Skocz do zawartości

Zarządzanie flotą pojazdów


slawekw

Rekomendowane odpowiedzi

Wiem że są tutaj osoby zajmuję się tym zawodowo.

A ja mam kila pytań w tym temacie:

1. Jaki polecacie system komputerowy wspomagający zarządzanie flotą ?

Wystarczająca funkcjonalność to inwentaryzacja aut (od kilku do kilkuset), rejestrowanie napraw, śledzenie i alertowanie zbliżających się przeglądów okresowych, możliwość przypisywania kosztów (serwis, paliwo itp) do konkretnego auta. Bez żadnych cudów typu monitoring GPS itd.

Obecnie flotę kilkunastu aut obsługuje kilkuosobowy dział przy pomocy Excela.

2. Jakie są standardowe umowy z serwisami (ASO) ?

Obecnie użytkownicy aut sami jeżdżą do serwisu (wracają taxi), a firma o przeglądach/naprawach dowiaduje się z faktur.

Chcę żeby osoba zarządzająca flotą (jedna) śledziła przy pomocy powyższego softu terminy przeglądów i umawiała serwis - informując tylko o tym użytkownika.

Przedstawiciel serwisu sam będzie odbierał auto spod firmy (zostawiając zastępcze), a wszelkie koszty przeglądów i napraw muszą być akceptowane przez fleet managera.

To samo ma dotyczyć akcji wymiany opon, łącznie z ich przechowywaniem przez serwis.

Czy jest to wykonalne/opłacalne ?

Odnośnik do komentarza
Udostępnij na innych stronach

> Obecnie flotę kilkunastu aut obsługuje kilkuosobowy dział przy pomocy Excela.

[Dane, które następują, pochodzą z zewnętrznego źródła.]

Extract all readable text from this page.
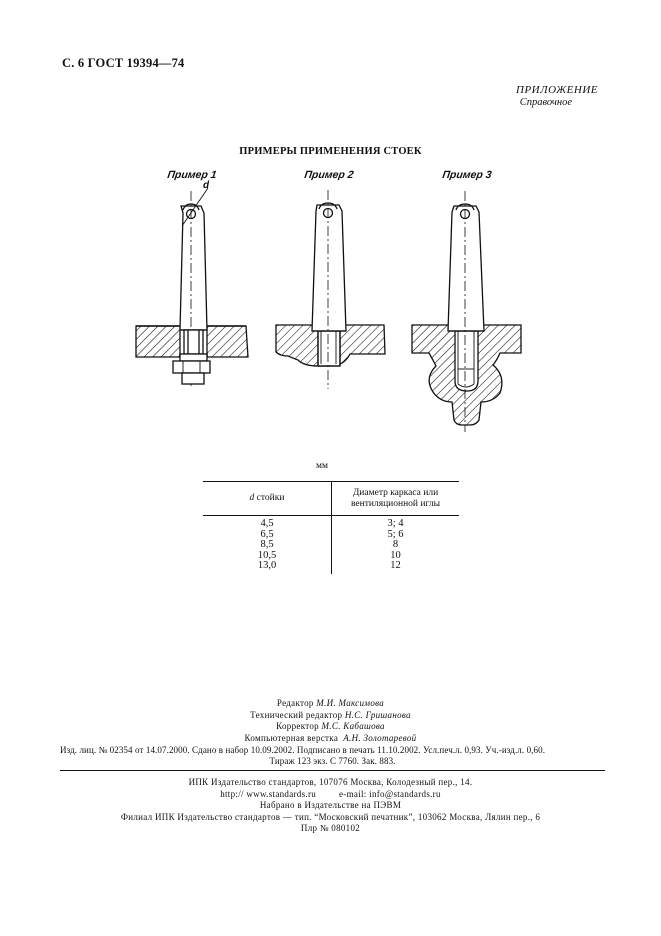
С. 6 ГОСТ 19394—74
ПРИЛОЖЕНИЕ
Справочное
ПРИМЕРЫ ПРИМЕНЕНИЯ СТОЕК
Пример 1	Пример 2	Пример 3
d
мм
d стойки	Диаметр каркаса или
вентиляционной иглы
4,5	3; 4
6,5	5; 6
8,5	8
10,5	10
13,0	12
Редактор М.И. Максимова
Технический редактор Н.С. Гришанова
Корректор М.С. Кабашова
Компьютерная верстка А.Н. Золотаревой
Изд. лиц. № 02354 от 14.07.2000. Сдано в набор 10.09.2002. Подписано в печать 11.10.2002. Усл.печ.л. 0,93. Уч.-изд.л. 0,60.
Тираж 123 экз. С 7760. Зак. 883.
ИПК Издательство стандартов, 107076 Москва, Колодезный пер., 14.
http:// www.standards.ru	e-mail: info@standards.ru
Набрано в Издательстве на ПЭВМ
Филиал ИПК Издательство стандартов — тип. “Московский печатник”, 103062 Москва, Лялин пер., 6
Плр № 080102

> Obecnie użytkownicy aut sami jeżdżą do serwisu (wracają taxi), a firma o przeglądach/naprawach

> dowiaduje się z faktur.

icon_eek.giffacepalm%5B1%5D.gificon_eek.gif

Ja tylko chciałem zapytać, czy właściciel (zarząd) firmy jest świadomy tego? Bo przecież to jest samopas większy niż barany na łąkach... A kosztochłonność jak za dobrych czasów PRL.

Odnośnik do komentarza
Udostępnij na innych stronach

> Obecnie flotę kilkunastu aut obsługuje kilkuosobowy dział przy pomocy Excela.

yikes.gif Kilka osób na kilkanaście aut ??

Dawaj namiar na tą firmę, kilkanaście aut to 1 osoba ogarnia z palcem w nosie.

Nie jest to przypadkiem urząd czy inna forma państwowej własności ??

> Obecnie użytkownicy aut sami jeżdżą do serwisu (wracają taxi),

Nie ma auta zastępczego ???

> a firma o przeglądach/naprawach dowiaduje się z faktur.

yikes.gif Nikt napraw nie autoryzuje ??

To co robi te kilka osób ?

> Czy jest to wykonalne/opłacalne ?

Zdecydowanie.

Chcesz coś więcej - priv

Odnośnik do komentarza
Udostępnij na innych stronach

> Wiem że są tutaj osoby zajmuję się tym zawodowo.

> A ja mam kila pytań w tym temacie:

> 1. Jaki polecacie system komputerowy wspomagający zarządzanie flotą ?

> Wystarczająca funkcjonalność to inwentaryzacja aut (od kilku do kilkuset), rejestrowanie napraw,

> śledzenie i alertowanie zbliżających się przeglądów okresowych, możliwość przypisywania

> kosztów (serwis, paliwo itp) do konkretnego auta. Bez żadnych cudów typu monitoring GPS itd.

> Obecnie flotę kilkunastu aut obsługuje kilkuosobowy dział przy pomocy Excela.

Przy kilkunastu samochodach nie ma sensu inwestować w żaden soft - za duże nakłady.

Oczywiście jak masz parę kpln na soft to możesz pogadać z Piotrowskim, może opchnie Ci Carmen'a - w końcu kto bogatemu zabroni pojechać na polowanie z T34 i walić nim do kaczek?

Do 100 sztuk ogarniałem temat excellem. I to też pro forma, bo większość danych miałem w głowie.

> 2. Jakie są standardowe umowy z serwisami (ASO) ?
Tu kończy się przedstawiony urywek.